Posted by: David Harley | October 26, 2018

SE Labs introduces penalty shootout

SE Labs has introduced an interesting enhancement to its endpoint protection test methodology. While the company has always included targeted attacks in these tests, it has now introduced what it calls ‘attack chain scoring’. In other words, whereas previously the product under test received a scoring penalty for a breach that didn’t take into account how deeply the tester had penetrated into the system, there are now additional penalties where the attack gains more access, for example privilege escalation. This means that there is now a range of penalty scores between -1 and -5, depending on the severity of the breach.

More detail in the article by Simon Edwards here – Latest security tests introduce attack chain scoring – as well as links to the latest SE Labs reports.

David Harley

Posted by: David Harley | June 22, 2018

Updated anti-malware testing resources page

I’ve just been doing some extensive spring-cleaning on the ‘Testing Resources‘ page on this site. It doesn’t tell you what anti-malware/security products you should be buying – since I work closely with a commercial security vendor, that would be pretty flaky – but it does point to a (very) few tester sites that I think are reasonably reliable, and includes a lot of links to papers and articles that are currently available.

I may add one or two others in due course. I’m tempted to name and shame some of the really bad ones, but I’m not sure I need any more garbage testers shouting in my ear at my time of life.

David Harley

Posted by: David Harley | May 30, 2018

AMTSO standards – recent press releases

AMTSO has issued press releases – AMTSO Membership Approves Major Step Forward in Testing Standards and AMTSO Announces Full Adoption of Testing Protocol Standard – following the approval by a majority of AMTSO members of its Draft Standards and authorization of a working group at the recent AMTSO meeting.

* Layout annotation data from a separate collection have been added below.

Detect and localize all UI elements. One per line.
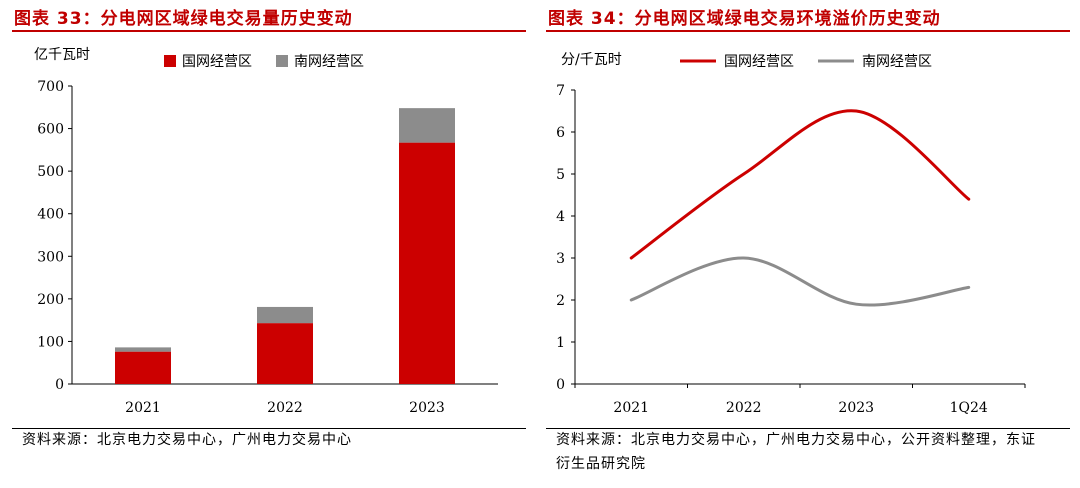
chart-33-y-tick-label: 300 <box>37 249 64 265</box>
chart-34-legend-label-nanwang: 南网经营区 <box>862 54 932 70</box>
chart-33-y-tick-label: 200 <box>37 292 64 308</box>
chart-33-x-tick-label: 2023 <box>409 400 445 416</box>
chart-33-title-rule <box>12 30 526 32</box>
chart-34-x-tick-label: 2022 <box>726 400 762 416</box>
chart-34-line-nanwang <box>629 256 971 307</box>
chart-33-y-tick-label: 600 <box>37 122 64 138</box>
chart-34-y-tick-label: 6 <box>556 125 565 141</box>
chart-34-y-tick-label: 2 <box>556 293 565 309</box>
chart-33-x-tick-label: 2021 <box>125 400 161 416</box>
chart-34-y-tick-label: 5 <box>556 167 565 183</box>
chart-34-y-label: 分/千瓦时 <box>561 52 622 68</box>
chart-33-y-label: 亿千瓦时 <box>34 47 90 63</box>
chart-34-y-tick-label: 4 <box>556 209 565 225</box>
chart-34-title: 图表 34：分电网区域绿电交易环境溢价历史变动 <box>548 9 941 29</box>
chart-34-source: 资料来源：北京电力交易中心，广州电力交易中心，公开资料整理，东证衍生品研究院 <box>556 432 1036 472</box>
chart-34-line-guowang <box>629 109 971 260</box>
chart-34-x-tick-label: 1Q24 <box>950 400 988 416</box>
chart-33-bar-guowang <box>257 323 313 384</box>
chart-33-legend-label-nanwang: 南网经营区 <box>294 54 364 70</box>
chart-33-bar-guowang <box>115 351 171 384</box>
chart-34-x-tick-label: 2023 <box>838 400 874 416</box>
chart-33-y-tick-label: 500 <box>37 164 64 180</box>
chart-34-source-rule <box>546 428 1070 429</box>
chart-33-y-tick-label: 700 <box>37 79 64 95</box>
chart-33-source-rule <box>12 428 526 429</box>
chart-33-source: 资料来源：北京电力交易中心，广州电力交易中心 <box>22 432 352 448</box>
chart-33-y-tick-label: 100 <box>37 334 64 350</box>
chart-33-legend-label-guowang: 国网经营区 <box>182 54 252 70</box>
chart-33-bar-nanwang <box>399 108 455 143</box>
chart-34-y-tick-label: 1 <box>556 335 565 351</box>
chart-33-x-tick-label: 2022 <box>267 400 303 416</box>
chart-34-title-rule <box>546 30 1070 32</box>
chart-34-y-tick-label: 7 <box>556 83 565 99</box>
chart-34-legend-label-guowang: 国网经营区 <box>724 54 794 70</box>
chart-34-y-tick-label: 3 <box>556 251 565 267</box>
chart-34-x-tick-label: 2021 <box>613 400 649 416</box>
chart-33-bar-nanwang <box>257 306 313 324</box>
chart-33-bar-nanwang <box>115 347 171 352</box>
chart-33-title: 图表 33：分电网区域绿电交易量历史变动 <box>14 9 353 29</box>
chart-33-y-tick-label: 0 <box>55 377 64 393</box>
chart-33-legend-swatch-nanwang <box>276 55 288 67</box>
chart-34-y-tick-label: 0 <box>556 377 565 393</box>
chart-33-legend-swatch-guowang <box>164 55 176 67</box>
chart-33-y-tick-label: 400 <box>37 207 64 223</box>
chart-33-bar-guowang <box>399 142 455 384</box>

No information at present on exactly how the voting went, which I’d have liked to have seen in the interests of transparency.

David Harley

Posted by: David Harley | May 20, 2018

Symantec on AMTSO and testing standards

I worked with Symantec’s Mark Kennedy for some time when I was on the AMTSO Board of Directors. He knows much more than most about the organization and product testing in general, and this is an excellent and informative article: AMTSO Testing Standards: Why You Should Demand Them – “When it comes to security product testing, a good test in one context can turn out to be meaningless in another.”